Josh was in the Braintree Museum, but from ten feet away, in the dim lighting, you would hardly have known it. All you’d have seen would have been a deeper shade in the shadow cast by a certain cabinet.
The suit Josh wore was a standard black one such as people use in mourning. Thus it would excite no particular attention if seen. The fact that it had lapels higher than most would not have been noticed.
With those lapels, Josh could cover whatever collar he happened to be wearing. And when he did that — Josh practically ceased to be, if it were dark around him.
Josh was pretty dark himself. Dark skin and dark fabric made him blend with shadow so that he wasn’t discernible at all, unless he grinned — in which case the ivory of teeth and the white of eyeballs appeared amazingly out of thin air.
But he wasn’t grinning at the moment. He was grim and watchful.
The cabinet in the shadow in which he was lurking was that containing mummy and mummy case of Taros’ son. Josh was in the Egyptian wing.
He had spent half of last night there, after first receiving The Avenger’s orders. Now, the first half of this night was gone — and nothing had happened.
Josh felt cold, although it wasn’t at all cool in the great stone barracks. He felt cold — and lonely.
He was the only soul in the place. The night watchman replacing Casey really had quit after that second hectic night at Braintree. A successor hadn’t been picked up yet. There was just Josh.
Josh had prowled the place on the hour, almost like a conventional night watchman, himself. All windows, all doors, had been covered to make sure no one had tampered with them in the preceding sixty minutes.
The phrase, “all doors,” was misleading, however. There was just one entrance in all the museum. That was the great front entrance with its massive bronze slabs. These had locks a Houdini couldn’t have picked, Josh had decided; and on every round the locks had been untouched.
He had made sure, at about one o’clock in the morning, the last time. Now he was again at the station that seemed to contain most danger.
The Egyptian wing, next to the mummy of Taros’ son.
Josh had thought about the mummy a lot, during the dark hours. There was nothing else to think about.
He had decided that perhaps the thing really had talked; Benson seemed to think so, and the chief was almighty as far as the colored man was concerned. But that the mummy had walked—that was an egg of another breed! That was impossible! Also it was impossible that the mummy ever could have got out of its case. Josh had hung around the cabinet long enough to know that it had not been opened recently — could not have been, or marks would have showed.
The reports of the watchman about the mummy getting out and moving around were simply the figment of an imagination excited by words coming from it.

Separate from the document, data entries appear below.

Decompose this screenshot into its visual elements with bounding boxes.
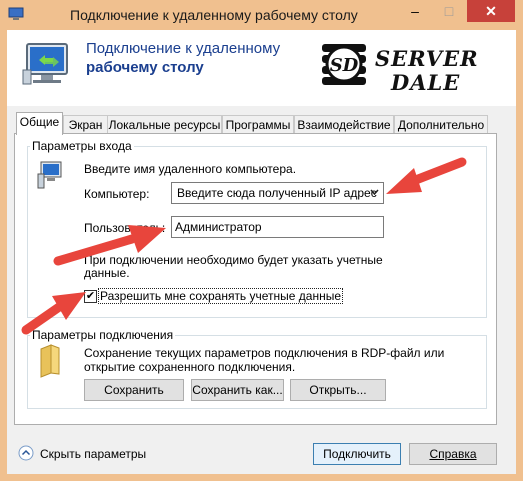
close-button[interactable]: ✕: [467, 0, 515, 22]
login-settings-title: Параметры входа: [30, 139, 134, 153]
serverdale-logo-text-server: SERVER: [375, 46, 479, 71]
tab-programs[interactable]: Программы: [222, 115, 294, 134]
tab-display[interactable]: Экран: [63, 115, 108, 134]
folder-icon: [40, 344, 60, 378]
tab-advanced[interactable]: Дополнительно: [394, 115, 488, 134]
maximize-button[interactable]: □: [432, 0, 466, 22]
header-title-line1: Подключение к удаленному: [86, 40, 281, 57]
computer-name-prompt: Введите имя удаленного компьютера.: [84, 162, 297, 176]
save-credentials-label: Разрешить мне сохранять учетные данные: [100, 289, 342, 303]
connect-button[interactable]: Подключить: [313, 443, 401, 465]
help-button-label: Справка: [429, 447, 477, 461]
annotation-arrow-computer: [386, 157, 467, 194]
computer-combobox[interactable]: Введите сюда полученный IP адрес: [171, 182, 384, 204]
serverdale-logo-badge: SD: [322, 44, 366, 85]
user-input-value: Администратор: [175, 220, 262, 234]
tab-general[interactable]: Общие: [16, 112, 63, 135]
user-input[interactable]: Администратор: [171, 216, 384, 238]
open-button[interactable]: Открыть...: [290, 379, 386, 401]
rdp-file-desc-line1: Сохранение текущих параметров подключени…: [84, 346, 445, 360]
hide-options-link[interactable]: Скрыть параметры: [40, 447, 146, 461]
computer-icon: [37, 161, 62, 189]
remote-desktop-app-icon: [8, 7, 24, 20]
chevron-down-icon: [370, 189, 379, 195]
remote-monitor-icon: [22, 43, 68, 85]
header-title-line2: рабочему столу: [86, 59, 204, 76]
rdp-file-desc-line2: открытие сохраненного подключения.: [84, 360, 296, 374]
annotation-arrow-checkbox: [21, 292, 86, 335]
tab-experience[interactable]: Взаимодействие: [294, 115, 394, 134]
save-as-button[interactable]: Сохранить как...: [191, 379, 284, 401]
window-title: Подключение к удаленному рабочему столу: [70, 7, 358, 23]
computer-combobox-value: Введите сюда полученный IP адрес: [177, 186, 377, 200]
save-button[interactable]: Сохранить: [84, 379, 184, 401]
annotation-arrow-user: [53, 225, 166, 266]
save-credentials-label-focus[interactable]: Разрешить мне сохранять учетные данные: [98, 288, 344, 304]
chevron-up-icon[interactable]: [18, 445, 34, 461]
tab-local-resources[interactable]: Локальные ресурсы: [107, 115, 222, 134]
serverdale-logo-text-dale: DALE: [391, 70, 461, 95]
help-button[interactable]: Справка: [409, 443, 497, 465]
computer-label: Компьютер:: [84, 187, 150, 201]
minimize-button[interactable]: –: [398, 0, 432, 22]
svg-text:SD: SD: [330, 55, 359, 76]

Josh slid from the shadow at the side of the cabinet and looked into the front of it, through the glass lid. And then Josh bit down hard on a cry.
The mummy case was empty!
It was simply impossible! The mummy had been in there five minutes ago, when he returned from the regular inspection of doors and windows. He had looked hard, to make sure, just five minutes ago.
Now it was gone. There wasn’t even the mummy case in the oak cabinet. That was gone too. There was only black emptiness.
But he had been standing right next to that cabinet during every moment. He had been practically touching it. Nothing had come near it, and — his hair-roots tingled at even the thought — there had been no stirring within it. If there had been, he would have heard.
Yet in that five-minute interval, the mummy had gotten out of its sealed and airtight cabinet!
Josh began to sweat. What next? The watchman had not only told of the mummy’s getting out, but also of its walking. Surely that, at least, had been a delusion.
From the far, blank end of the wing, Josh heard footsteps.